Tuesday, June 2, 2015

Amphibious Life: A Deacon's First Weeks

(Photo by Fred Bivetto; used by permission)

There I am, the day after ordination, proclaiming the Gospel for the first time, at my home parish of St Bartholomew's Church in New York.

I remember one day at my field placement, St. John's in the Village, when a very experienced acolyte asked me if, in the absence of our deacon (she was on vacation that day), I, as a soon-to-be deacon would read the Gospel that day. I demurred, pretty sure that was not the case, but was hesitant. I asked the Rector who would read the Gospel. He answered, "The only person present who is qualified to." He paused, and then, seeing our lack of understanding, added: "Me." And so he did.

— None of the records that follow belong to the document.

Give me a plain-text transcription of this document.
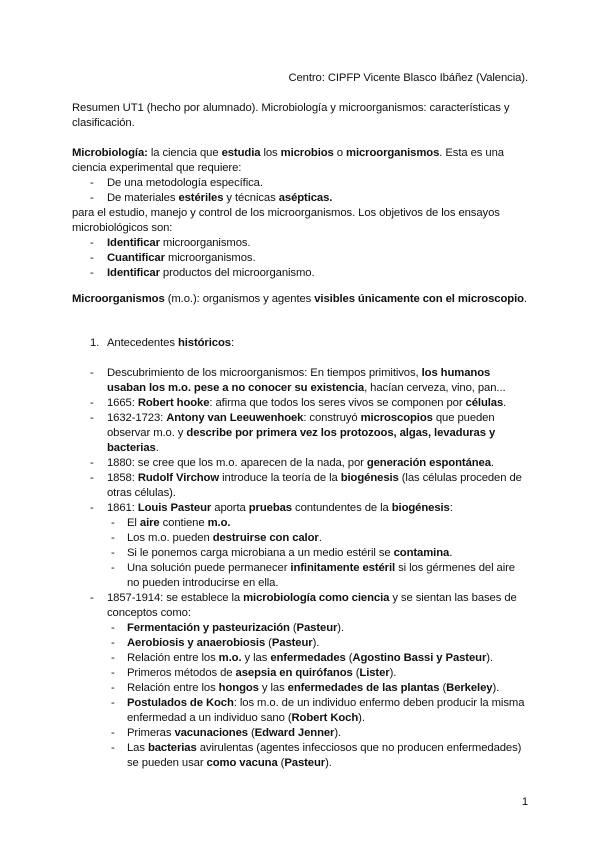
Centro: CIPFP Vicente Blasco Ibáñez (Valencia).

Resumen UT1 (hecho por alumnado). Microbiología y microorganismos: características y clasificación.

Microbiología: la ciencia que estudia los microbios o microorganismos. Esta es una ciencia experimental que requiere:

- De una metodología específica.
- De materiales estériles y técnicas asépticas.

para el estudio, manejo y control de los microorganismos. Los objetivos de los ensayos microbiológicos son:

- Identificar microorganismos.
- Cuantificar microorganismos.
- Identificar productos del microorganismo.

Microorganismos (m.o.): organismos y agentes visibles únicamente con el microscopio.

1. Antecedentes históricos:

- Descubrimiento de los microorganismos: En tiempos primitivos, los humanos usaban los m.o. pese a no conocer su existencia, hacían cerveza, vino, pan...
- 1665: Robert hooke: afirma que todos los seres vivos se componen por células.
- 1632-1723: Antony van Leeuwenhoek: construyó microscopios que pueden observar m.o. y describe por primera vez los protozoos, algas, levaduras y bacterias.
- 1880: se cree que los m.o. aparecen de la nada, por generación espontánea.
- 1858: Rudolf Virchow introduce la teoría de la biogénesis (las células proceden de otras células).
- 1861: Louis Pasteur aporta pruebas contundentes de la biogénesis:
- El aire contiene m.o.
- Los m.o. pueden destruirse con calor.
- Si le ponemos carga microbiana a un medio estéril se contamina.
- Una solución puede permanecer infinitamente estéril si los gérmenes del aire no pueden introducirse en ella.
- 1857-1914: se establece la microbiología como ciencia y se sientan las bases de conceptos como:
- Fermentación y pasteurización (Pasteur).
- Aerobiosis y anaerobiosis (Pasteur).
- Relación entre los m.o. y las enfermedades (Agostino Bassi y Pasteur).
- Primeros métodos de asepsia en quirófanos (Lister).
- Relación entre los hongos y las enfermedades de las plantas (Berkeley).
- Postulados de Koch: los m.o. de un individuo enfermo deben producir la misma enfermedad a un individuo sano (Robert Koch).
- Primeras vacunaciones (Edward Jenner).
- Las bacterias avirulentas (agentes infecciosos que no producen enfermedades) se pueden usar como vacuna (Pasteur).

1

So when I was invited to proclaim the Gospel at St Barts, that next day, it was brought home to me that my life had changed forever. I was clergy, a deacon. I was now qualified to proclaim the Gospel.

And so I have, for three Sundays and counting.


(Photo by Fred Bivetto; used by permission)

There's the baptism I wrote about earlier, my first. The family sought me out after to be photographed with them. I had become an integral part of their celebration of their daughter's new life. I had functioned as a sacramental minister in a whole new way.

Life has changed in some very real ways.


But here's the thing: I'm still living the life of a lawyer, too. At Church, I wear a clerical collar; at work, a tie. I'm in the world, and in the Church, and travel from one to the other by turnsn. But still, the collar--it changes you a bit at a time. I find myself trying to live at work and at home more in accordance with what I profess in my diaconal role. And that's a good thing. I'm listening more. Progress not perfection, of course.

A deacon's an amphibious creature, you know. We swim in the sea of the world, and then return to the solid ground of the Church. We need to be in both, and be a bridge between them.

Funny, that's been a major aspect of my life since graduating law school.

I've always written and taught--on the side. I'm a novelist--on the side. My death penalty work, my First Amendment advocacy--almost all of it on the side, not as part of my day job.

In some ways, my secular life feels like a long preparation for Holy Orders.

My beliefs are what they have been since the mid '90s when I was received into the Episcopal Church. It's just that they matter more, and have led me to a different expression of the valuesI have always held. Neither work nor the diaconate is "on the side." They are side-by-side.